Chaos Computer Club & Congress (CCC)
Aus Laaff, Meike: "Wikileaks war gestern", in: taz, 30.12.2010 (S. 13)
Den gerade die deutschen Hächer vom Chaos Computer Club haben sich in den vergangenen Jahren vor allem dadurch eine bedeutsame Stellung erwartet, dass sie konstruktiv auf Mängel hinweisen, den Dialog mit Behörden, Ministerien und Gerichten suchen, statt ernsthafte Zerstörung anzurichten. Nicht umsonst lautet der Titel des Kongresses, dessen Tickets innerhalb von Stunden ausverkauft waren, "We come in Peace". ...
Reife Hacker, so der allgemeine Tenor, sollten ihr Wissen um die Gefahren dieser Vorhaben in politischen Aktivismus umsetzen, um die Freiheiten des Internets zu verteidigen. Oder, wie Netzaktivist Alvar Freude vom AK Zensur es formuliert: "Wir brauchen Nerd-Lobbyismus."


Sabotage von Internetseiten
Der Provider JPberlin sperrte ohne Rücksprache und aus eigenem Antrieb die komplette www.projektwerkstatt.de - und gab damit sogar noch vor Polizei und Staatsanwaltschaft an (die per Fax an JPberlin explizit erklärten, keine Sperrung zu wollen). JPberlin ist ein ehemals linker Anbieter, dessen Gründer später für Polizei und Staatsanwaltschaft arbeitete. Organisationen wie Rote Hilfe, Attac usw. waren/sind trotzdem noch dort gehostet und reagierten auf das Aus der www.projektwerkstatt.de nicht.

Filz und Seilschaften
Einer der Köpfe von Wikipedia Deutschland war/ist Achim Raschka.
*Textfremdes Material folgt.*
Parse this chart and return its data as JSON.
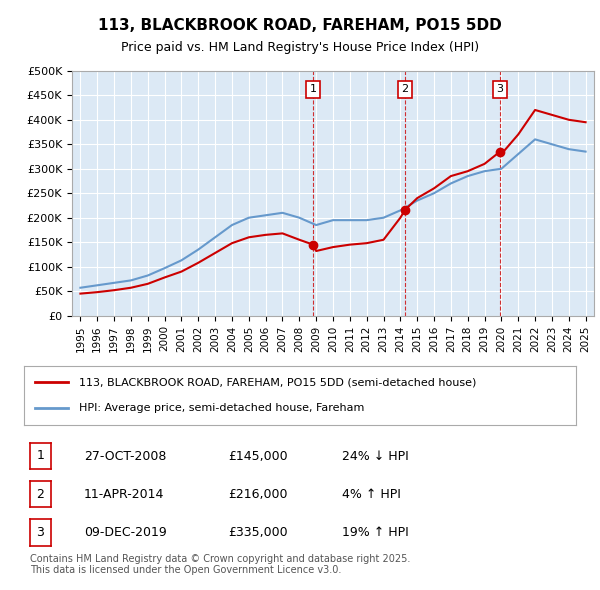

Der Deutschlandfunk beschrieb in der Sendungsreihe "Informationen am Mittag" dessen Verflechtungen mit der Großindustrie - von BASF bis RWE arbeitet er gegen Honorar. Auf Wikipedia zensiert er kritische Texte und steuert trotz Präsenz in Industrieseilschaften mehrere industrienahe Projektbereiche der Enzyklopädie. Der Deutschlandfunk berichtete aus einer Studie zu Wikipedia:

Die Studie der Otto-Brenner-Stiftung [1] belegt das Ausmaß von Fälschung und
Manipulation auf Wikipedia. Statt neutraler Fakten finde man dort zunehmend
frisierte Artikel - von PR-Agenturen. "Je länger ich mich mit dem Thema
Wikipedia beschäftigt habe", sagt der Autor der Studie, Journalist und
Dozent Marvin Oppong [2], "desto mehr habe ich den Eindruck gewonnen, dass
PR in Wikipedia weit verbreitet ist."


Digitale Vergabe von Räumen - ganz undigital aufgehoben
Auch im "echten" Leben zeigen die Internetistas, dass das Gerade von Offenheit meist eher Fassade als Überzeugung ist. In Braunschweig existierte mit "Stratum" ein Raum, in dem einmal monatlich politische Diskussionen stattfinden sollten, deren Themen und Beiträge über das Internet geplant wurden. Wer etwas diskutieren und dazu einen Input einbringen wollte, musste das auf der Internetseite eintragen - fertig. Das jedenfalls wurde auf der entsprechenden Seite behauptet. Offenbar tat das niemensch von außerhalb, so dass das Märchen nicht aufflog. Als das erste Mal Leute nun ein von außerhalb der Gruppe, die den Raum betrieben, auf diese Weise ein Thema anmeldeten, war alles vorbei. Der Eintrag wurde gelöscht, der Raum an dem Tag sogar ganz geschlossen (das Monatstreffen wurde also faktisch verboten) und dann sogar der Internetseitentext geändert - damit ja niemensch mehr auf die Idee kommt, hier könnte Freiheit sein ...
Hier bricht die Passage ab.